Key-words:
Coronavirus disease 2019 - differential neutrophil count - logistic regression model
- random blood sugar - receiver operating characteristic curve
Introduction
Coronavirus disease 2019 (COVID-19) is a disease caused by severe acute respiratory
syndrome-coronavirus-2 (SARS-CoV-2). The emergence of the disease occurred in more
than 200 countries of the world.[[1]] The demographic profile of the SARS-CoV-2 infection varies widely across age, gender,
and socioeconomic strata. Similarly, the clinical spectrum of the disease encompasses
asymptomatic infection, mild upper respiratory tract illness, severe viral pneumonia
with respiratory failure, and even death.[[2]] There is a continuous search for efficient indicators of disease diagnosis, disease
severity, therapeutic response, and disease outcome. According to the 5th edition
of National Treatment Guidelines, the disease severity of COVID-19 is classified into
four stages on the basis of pulmonary imaging. The present study was undertaken to
develop a predictive model of disease mortality using easily available, cost-effective
blood indicators that include random blood sugar (RBS) and complete blood count. This
can be used as a quick screening tool, and patients with high risk would be evaluated
for more precise indictors of mortality. During the epidemic, this strategy could
be beneficial to triage patients and provide adequate management to these patients.
Patients and Methods
A hospital-based, retrospective, case–control study was designed in the SMS Medical
College and Hospital, Jaipur, to develop a prediction model for mortality risk using
logistic regression analysis in COVID-19 patients. The patients were managed as per
standard protocol of the institute. The study included case records of 23 nonsurvivors
(33%) and 47 survivors (67%) with laboratory-confirmed SARS-CoV-2 infection. The demographic
and laboratory details at the time of admission were collected to create database.

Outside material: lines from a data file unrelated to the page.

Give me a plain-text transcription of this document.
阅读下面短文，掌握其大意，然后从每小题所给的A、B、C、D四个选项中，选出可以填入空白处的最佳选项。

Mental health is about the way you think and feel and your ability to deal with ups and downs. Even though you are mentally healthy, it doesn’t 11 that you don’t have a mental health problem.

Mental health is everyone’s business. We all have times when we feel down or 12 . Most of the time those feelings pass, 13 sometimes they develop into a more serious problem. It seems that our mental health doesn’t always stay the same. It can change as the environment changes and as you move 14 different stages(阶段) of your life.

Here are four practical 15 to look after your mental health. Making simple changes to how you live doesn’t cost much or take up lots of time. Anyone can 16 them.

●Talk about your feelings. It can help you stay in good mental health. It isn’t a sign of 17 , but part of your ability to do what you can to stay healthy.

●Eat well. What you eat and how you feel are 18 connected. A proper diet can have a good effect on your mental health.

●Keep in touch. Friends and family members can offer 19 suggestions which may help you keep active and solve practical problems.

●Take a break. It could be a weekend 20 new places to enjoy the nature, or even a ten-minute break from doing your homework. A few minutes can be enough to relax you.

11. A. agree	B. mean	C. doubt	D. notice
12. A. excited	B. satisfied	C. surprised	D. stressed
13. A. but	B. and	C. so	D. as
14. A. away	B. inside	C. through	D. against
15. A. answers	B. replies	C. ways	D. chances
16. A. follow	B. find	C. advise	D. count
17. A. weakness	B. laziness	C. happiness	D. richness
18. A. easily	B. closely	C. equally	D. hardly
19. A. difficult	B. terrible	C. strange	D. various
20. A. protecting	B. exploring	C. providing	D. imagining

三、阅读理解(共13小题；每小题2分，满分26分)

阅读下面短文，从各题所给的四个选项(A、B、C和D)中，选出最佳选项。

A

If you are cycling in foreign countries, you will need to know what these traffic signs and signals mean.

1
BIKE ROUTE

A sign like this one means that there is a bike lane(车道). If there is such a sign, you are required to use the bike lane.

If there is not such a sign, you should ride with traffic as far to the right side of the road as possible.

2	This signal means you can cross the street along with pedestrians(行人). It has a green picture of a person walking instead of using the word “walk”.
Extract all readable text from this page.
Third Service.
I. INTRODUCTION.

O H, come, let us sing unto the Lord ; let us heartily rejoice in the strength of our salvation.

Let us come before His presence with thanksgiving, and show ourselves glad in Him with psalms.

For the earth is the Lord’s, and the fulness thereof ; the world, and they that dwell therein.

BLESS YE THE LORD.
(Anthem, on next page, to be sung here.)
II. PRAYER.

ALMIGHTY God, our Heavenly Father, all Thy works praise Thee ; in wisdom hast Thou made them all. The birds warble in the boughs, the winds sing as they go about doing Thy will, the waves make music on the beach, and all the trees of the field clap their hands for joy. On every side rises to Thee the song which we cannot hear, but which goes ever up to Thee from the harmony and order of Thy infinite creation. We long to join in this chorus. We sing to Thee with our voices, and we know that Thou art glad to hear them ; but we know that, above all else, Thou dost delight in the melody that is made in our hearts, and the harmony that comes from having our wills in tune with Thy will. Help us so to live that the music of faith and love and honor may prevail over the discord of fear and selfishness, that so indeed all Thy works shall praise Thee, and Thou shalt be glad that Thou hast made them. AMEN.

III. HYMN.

In case of missing data, the whole observation has been removed from the analysis.
The dependent variable was qualitative, either survivor or nonsurvivor. The regressors
(or predictors) included age, gender, presence of symptoms, RBS, and complete blood
count.
The aim of the present study is to develop a predictor model, where the choice of
regressors is not important in the sense that two models based on different regressors
can be equally good in prediction. There are no implications of causality or even
association, which are in the purview of explanatory and causal models.[[3]]
The current scenario necessitates the early development of predictor model. In order
to develop model with small sample, multiple analyses were performed to extract a
subset of regressors from a bunch. The general rule is to have at least ten participants
for each category of regressor.[[4]] The preliminary analysis of the data includes univariate logistic regression analysis
and comparison of means of all regressors in survivor and nonsurvivor groups. The
regressors that show significant difference of means in two groups were selected and
correlations were found among them. Between the two regressors that are significantly
correlated, one with higher odds ratio (OR) was selected. The top five regressors
(as the sample has 57 patients) having the highest ORs were selected to fit a multivariate
logistic regression model using a step-wise method [[Figure 1]]. The best model was chosen with Akaike information criterion (AIC). The best model
is one with minimum AIC value. The regressors contributing significantly in the prediction
model were used to train a 5-fold cross-validation logistic regression model, and
cutoff probability, area under the receiver operating characteristic (ROC) curve,
sensitivity, specificity, and accuracy were calculated.[[5]]
Figure 1: Flowchart of the study
In the present logistic regression model, the success was defined when dependent variable
took the value nonsurvival (or mortality).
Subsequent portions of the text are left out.